Slow ethics will tackle moral winter

We need to calm our frenetic lives and let virtues such as integrity, patience and respectfulness prevail, reflects Ann Gallagher

January 10, 2013

It appears that we are in the midst of a moral winter. We are chilled by revelations that those we think ought to know and be better, cannot be relied on to do the right thing. Members of the police force are discovered to be dishonest; politicians are outed as untrustworthy; members of religious orders are found to be predatory; nurses are revealed as callous; journalists are exposed as exploitative; and a much-admired cyclist turns out to be a cheat.

By way of response, inquiries are rapidly commissioned, individuals are demonised, ethical frameworks imposed, compassion training demanded and regulators accused. There is a tendency to identify single causes, to explain moral deficits as the lack of values such as dignity or compassion, and to believe there is some panacea training solution. We should, however, dismiss singular and simplistic explanations, resist quick-fix responses and demonstrate a willingness to learn from the past and from research in a range of academic disciplines. In short, we need some “slow”.

In the opening to his book, In Praise of Slowness: Challenging the Cult of Speed, Carl Honore describes an article he came across as he queued impatiently at a flight gate. It was entitled “The one-minute bedtime story”. Honore tells us that his initial response was delight as he had regular conflicts with his small son regarding the lack of time devoted to bedtime reading. He wondered how quickly Amazon could dispatch the full set. But then he had an epiphany and asked: “Have I gone completely insane?” He concludes that he is not alone as everyone around him “is caught in the same vortex”.

The “slow movement” is the antidote to our obsession with fast - fast food, fast travel, fast parenting, fast life. We do not have to look far to find manifestations of this in our own fields of practice. The slow movement emphasises virtues such as integrity, patience, courage and respectfulness. It values quality over quantity, heterogeneity over homogeneity, and the local over the global. It values the achievements of communities that thrive, sometimes against the odds.

So how might the slow movement inform our tarnished professions, perhaps suggesting a more constructive response to what appears to be our moral winter? What might the implications of “slow ethics” be for all of our professional practices?

Slow ethics provides for a more sustainable and tempered approach to professional ethics. It would go beyond simple monomaniacal explanations, quick fixes and single values and algorithms. It would involve learning from the past, appreciating complexity and taking time to critically interrogate concepts, explanations and recommendations relating to unethical practices. Insights gleaned from the Leveson and Francis inquiries, for example, are invaluable. Slow ethics would highlight the “upstream” work that needs to be done to prepare young people to join our professions. It would require the institutionalisation - indeed normalisation - of space, time and coaching so that people more fully understand the implications of their actions and omissions; actions and omissions that can result in distress, humiliation and even death. It would go beyond performance management that focuses on technical competence, and instead engage meaningfully with humanistic dimensions of practice.

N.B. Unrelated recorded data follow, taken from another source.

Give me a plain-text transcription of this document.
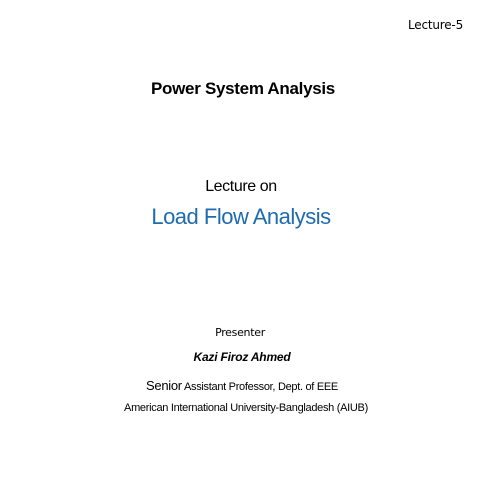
Lecture-5
Power System Analysis
Lecture on
Load Flow Analysis
Presenter
Kazi Firoz Ahmed
Senior Assistant Professor, Dept. of EEE
American International University-Bangladesh (AIUB)
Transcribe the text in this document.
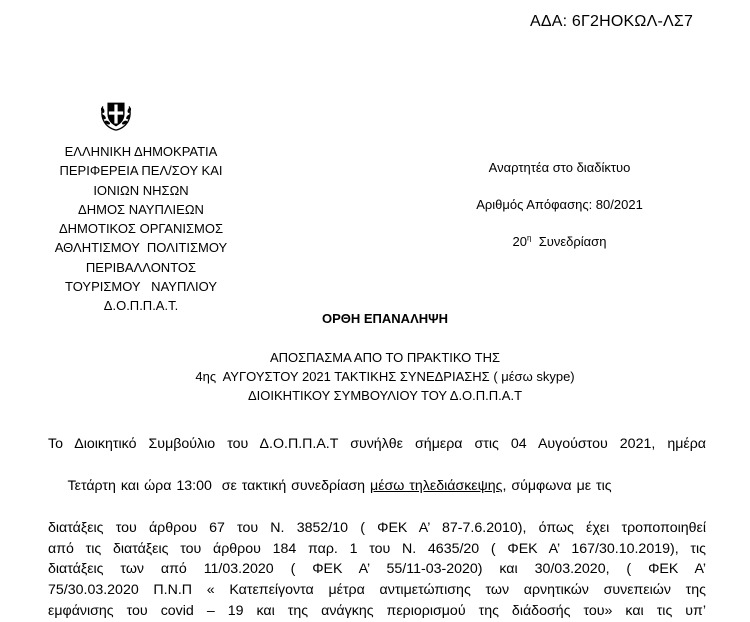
ΑΔΑ: 6Γ2ΗΟΚΩΛ-ΛΣ7
ΕΛΛΗΝΙΚΗ ΔΗΜΟΚΡΑΤΙΑ
ΠΕΡΙΦΕΡΕΙΑ ΠΕΛ/ΣΟΥ ΚΑΙ
ΙΟΝΙΩΝ ΝΗΣΩΝ
ΔΗΜΟΣ ΝΑΥΠΛΙΕΩΝ
ΔΗΜΟΤΙΚΟΣ ΟΡΓΑΝΙΣΜΟΣ
ΑΘΛΗΤΙΣΜΟΥ  ΠΟΛΙΤΙΣΜΟΥ
ΠΕΡΙΒΑΛΛΟΝΤΟΣ
ΤΟΥΡΙΣΜΟΥ   ΝΑΥΠΛΙΟΥ
Δ.Ο.Π.Π.Α.Τ.
Αναρτητέα στο διαδίκτυο
Αριθμός Απόφασης: 80/2021
$20^\eta$ Συνεδρίαση
ΟΡΘΗ ΕΠΑΝΑΛΗΨΗ
ΑΠΟΣΠΑΣΜΑ ΑΠΟ ΤΟ ΠΡΑΚΤΙΚΟ ΤΗΣ
4ης  ΑΥΓΟΥΣΤΟΥ 2021 ΤΑΚΤΙΚΗΣ ΣΥΝΕΔΡΙΑΣΗΣ ( μέσω skype)
ΔΙΟΙΚΗΤΙΚΟΥ ΣΥΜΒΟΥΛΙΟΥ ΤΟΥ Δ.Ο.Π.Π.Α.Τ
Το Διοικητικό Συμβούλιο του Δ.Ο.Π.Π.Α.Τ συνήλθε σήμερα στις 04 Αυγούστου 2021, ημέρα

Τετάρτη και ώρα 13:00  σε τακτική συνεδρίαση μέσω τηλεδιάσκεψης, σύμφωνα με τις

διατάξεις του άρθρου 67 του Ν. 3852/10 ( ΦΕΚ Α’ 87-7.6.2010), όπως έχει τροποποιηθεί
από τις διατάξεις του άρθρου 184 παρ. 1 του Ν. 4635/20 ( ΦΕΚ Α’ 167/30.10.2019), τις
διατάξεις των από 11/03.2020 ( ΦΕΚ Α’ 55/11-03-2020) και 30/03.2020, ( ΦΕΚ Α’
75/30.03.2020 Π.Ν.Π « Κατεπείγοντα μέτρα αντιμετώπισης των αρνητικών συνεπειών της
εμφάνισης του covid – 19 και της ανάγκης περιορισμού της διάδοσής του» και τις υπ’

By all means, let us have “fast ethics” when we have a crisis to respond to and when immediate action is required to protect vulnerable people. However, it is slow ethics that is necessary if we are serious about sparing people further suffering from the insensitivity of the professions. The features of this would include: listening to and learning from the experience of those on the receiving end of our practices and also from professionals; engaging with a range of perspectives on the moral life - for example, moral philosophy, the humanities, social sciences and neuroscience; and refocusing on ethical leadership and positive role models. Professionals also need to look after themselves if they are to respond ethically to others. They need to take time to be with family and friends, prioritising bedtime stories over emails. This may involve challenging the institutions they work within.

We need to consider how to live and work more slowly and mindfully and to appreciate, celebrate and reward exemplary ethical practices in our local contexts. We should resist impositions from research funders, policymakers and executive boards who are keen to speed up, “roll out” and “cascade down” across diverse settings. One size will not fit all. If slow ethics is embraced, time will be taken to understand a bit more, blame single causes a bit less, embrace a richer pluralist ethics more in step with our diverse cultural contexts, and respond more effectively for the benefit of all.